I've always thought it would be useful to have a generic PXE boot mechanism into 
a livecd image on the server.  That way you could use any distribution's live cd 
or dvd image or use the tools they provide to build a custom version and it 
would work the same whether booted locally or over the network - and importantly 
for this use would not take per-client maintenance.  I think DRBL can boot at 
least a clonezilla-live image but don't know if other images would work.

> * LTSP relies on the ancient and almost now untested functionality of remote X.
> Fedora 8 through 12 I was effectively the only Red Hat engineer working on
> remote X desktop and netboot issues. The entire Fedora distro will continue to
> further drift away from working remote X desktops as it simply was never a
> priority.

That's ummm, extremely unfortunate.  I gave up even looking at Fedora long ago 
because they seemed so out of touch with the way unix/linux is actually used, 
apparently wanting to turn it into a single-user toy.  On the other hand, it is 
fairly likely that future client hardware would be able to run the desktop 
locally, given a way to boot a fairly fat client.

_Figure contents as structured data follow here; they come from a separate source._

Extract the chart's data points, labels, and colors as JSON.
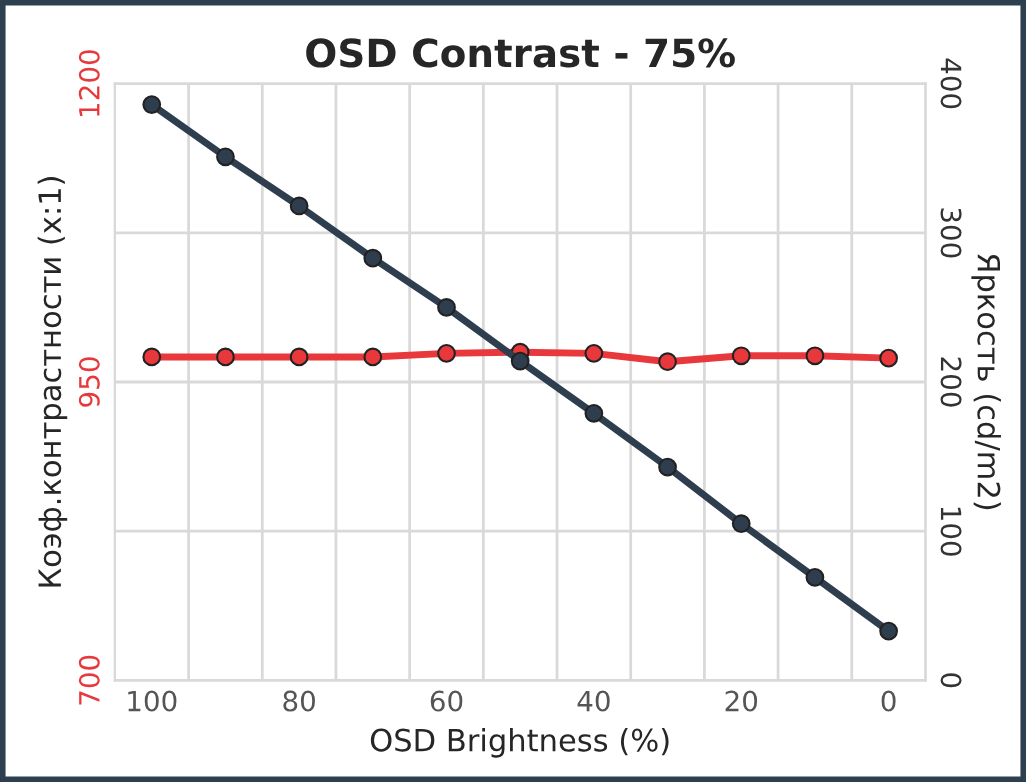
{
  "chart_data": {
    "type": "line",
    "title": "OSD Contrast - 75%",
    "xlabel": "OSD Brightness (%)",
    "ylabel": "Коэф.контрастности (x:1)",
    "y2label": "Яркость (cd/m2)",
    "categories": [
      "100",
      null,
      "80",
      null,
      "60",
      null,
      "40",
      null,
      "20",
      null,
      "0"
    ],
    "series": [
      {
        "color": "#e8383b",
        "values": [
          971,
          971,
          971,
          971,
          974,
          975,
          974,
          967,
          972,
          972,
          970
        ]
      },
      {
        "color": "#2f3e4e",
        "axis": "y2",
        "values": [
          386,
          351,
          318,
          283,
          250,
          214,
          179,
          143,
          105,
          69,
          33
        ]
      }
    ],
    "ylim": [
      700,
      1200
    ],
    "yticks": [
      700,
      {
        "value": 825,
        "label": null
      },
      950,
      {
        "value": 1075,
        "label": null
      },
      1200
    ],
    "y2lim": [
      0,
      400
    ],
    "y2ticks": [
      0,
      100,
      200,
      300,
      400
    ],
    "grid": true,
    "marker": "circle",
    "line_style": "solid"
  }
}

> Next Generation of K12Linux: Desktop Virtualization
> ===================================================
> http://en.wikipedia.org/wiki/Desktop_virtualization
> I have been thinking about a theoretical next generation technology replacement
> for LTSP. Fedora contains the remote desktop protocol SPICE and kvm, the Open
> Source core components of a VDI solution.

Is spice licensed for redistribution?  I thought I just saw something mentioned 
on the Centos list that they couldn't include it in 6.x.

> A theoretical K12Linux based on SPICE would have each user's desktop running
> within their own virtual machine on a pool of centralized servers. Maybe each
> user's desktop VM would be hibernated to disk when their client disconnects in
> order to conserve central server resources.
> The desktop GUI and sound would be forwarded over the network and viewable with
> the SPICE client running on thin clients. This would theoretically allow
> K12Linux deployments to connect to any mix of both Windows or Linux virtualized
> desktop machines, although K12Linux would only document the Linux case.

Seems like the wrong way to go compared to booting something that can run video 
locally.  That is, you are adding several layers that are going to require cpu 
cycles and probably use a less efficient network protocol than the original 
video source format.  There would be some tradeoffs between beefing up the 
server and the clients, but needing to do both sounds wrong.

> Youtube sucks much less over the SPICE protocol than with remote X of LTSP.
> Modern expectations of stuff like video are another nail in the coffin for the
> old LTSP model.

How would it compare to, say, running vlc directly on the client where for 
classroom use you could multicast the stream to scale out?